Answer
1 MeV.
Work Step by Step
Assume that the uncertainty in the nucleon’s position is the nuclear radius. Use equation 30-1 to find the nuclear radius for iron.
Use equation 28–1 to find the uncertainty in the neutron’s momentum.
$$\Delta p=m\Delta v \geq \frac{\hbar}{\Delta x}$$
From that, find the uncertainty in its speed.
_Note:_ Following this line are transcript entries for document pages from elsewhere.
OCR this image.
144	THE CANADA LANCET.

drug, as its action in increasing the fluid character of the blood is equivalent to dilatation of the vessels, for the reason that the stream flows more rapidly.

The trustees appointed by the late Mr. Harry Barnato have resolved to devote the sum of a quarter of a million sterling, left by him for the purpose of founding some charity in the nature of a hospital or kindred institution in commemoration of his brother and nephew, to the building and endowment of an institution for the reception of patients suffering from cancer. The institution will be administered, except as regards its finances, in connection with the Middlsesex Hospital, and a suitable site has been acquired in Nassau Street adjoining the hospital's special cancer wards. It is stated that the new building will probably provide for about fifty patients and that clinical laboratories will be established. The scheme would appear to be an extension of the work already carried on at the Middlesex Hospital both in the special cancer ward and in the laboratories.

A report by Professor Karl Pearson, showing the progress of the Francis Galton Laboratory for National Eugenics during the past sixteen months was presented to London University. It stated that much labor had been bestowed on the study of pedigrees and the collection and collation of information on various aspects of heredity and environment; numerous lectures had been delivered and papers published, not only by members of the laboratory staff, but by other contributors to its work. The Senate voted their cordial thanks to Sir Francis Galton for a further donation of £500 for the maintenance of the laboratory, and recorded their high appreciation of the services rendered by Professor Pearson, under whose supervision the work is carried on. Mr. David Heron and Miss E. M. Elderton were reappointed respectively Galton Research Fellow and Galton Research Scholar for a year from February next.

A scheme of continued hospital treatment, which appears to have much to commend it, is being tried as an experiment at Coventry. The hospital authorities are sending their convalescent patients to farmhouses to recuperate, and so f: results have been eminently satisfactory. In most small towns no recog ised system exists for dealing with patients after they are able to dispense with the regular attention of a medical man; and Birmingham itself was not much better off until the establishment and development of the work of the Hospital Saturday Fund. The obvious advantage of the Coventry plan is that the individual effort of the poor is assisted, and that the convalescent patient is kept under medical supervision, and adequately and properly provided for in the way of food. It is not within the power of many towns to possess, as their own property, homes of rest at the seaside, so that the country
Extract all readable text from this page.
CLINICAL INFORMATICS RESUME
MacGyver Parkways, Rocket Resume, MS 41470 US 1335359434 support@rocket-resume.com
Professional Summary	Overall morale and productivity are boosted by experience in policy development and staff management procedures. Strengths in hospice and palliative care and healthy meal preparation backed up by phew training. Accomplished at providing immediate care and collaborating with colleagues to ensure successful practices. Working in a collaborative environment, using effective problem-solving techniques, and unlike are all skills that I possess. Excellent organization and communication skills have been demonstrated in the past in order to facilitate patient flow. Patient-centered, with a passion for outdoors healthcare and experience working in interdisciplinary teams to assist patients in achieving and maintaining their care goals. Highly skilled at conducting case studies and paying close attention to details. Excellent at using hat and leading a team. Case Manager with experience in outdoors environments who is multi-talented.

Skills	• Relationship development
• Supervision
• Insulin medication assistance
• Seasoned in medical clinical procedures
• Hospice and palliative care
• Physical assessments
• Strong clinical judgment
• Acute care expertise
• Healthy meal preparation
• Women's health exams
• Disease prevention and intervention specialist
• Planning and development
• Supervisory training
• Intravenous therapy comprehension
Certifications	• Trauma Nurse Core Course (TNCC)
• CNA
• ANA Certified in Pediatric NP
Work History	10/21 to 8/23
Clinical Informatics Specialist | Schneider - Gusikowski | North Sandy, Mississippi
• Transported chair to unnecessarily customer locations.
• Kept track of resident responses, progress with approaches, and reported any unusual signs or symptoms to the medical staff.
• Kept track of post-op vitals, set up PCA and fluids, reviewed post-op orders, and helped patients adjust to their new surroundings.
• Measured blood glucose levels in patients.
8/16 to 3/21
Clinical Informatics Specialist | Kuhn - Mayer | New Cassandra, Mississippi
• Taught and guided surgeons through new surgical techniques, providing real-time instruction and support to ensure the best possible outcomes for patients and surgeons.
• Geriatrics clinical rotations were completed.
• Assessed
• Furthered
$$\Delta v \geq \frac{\hbar}{m\Delta x}$$
$$=\frac{(1.055\times10^{-34}J\cdot s)}{(1.67\times10^{-27}kg)56^{1/3}(1.2\times10^{-15}m)}= 1.38\times10^7m/s$$
The uncertainty in speed is about 5 percent of the speed of light. Using this as the nucleon's minimum speed, calculate its minimum kinetic energy. Use relativistic relations, though the answer is about the same if relativistic effects are ignored.
$$KE=mc^2(\frac{1}{\sqrt{1-v^2/c^2}}-1)$$
$$KE=939.6MeV(\frac{1}{\sqrt{1-0.0459^2}}-1)$$
Keep just 1 significant figure in this rough estimate.
$$KE\approx 1 MeV$$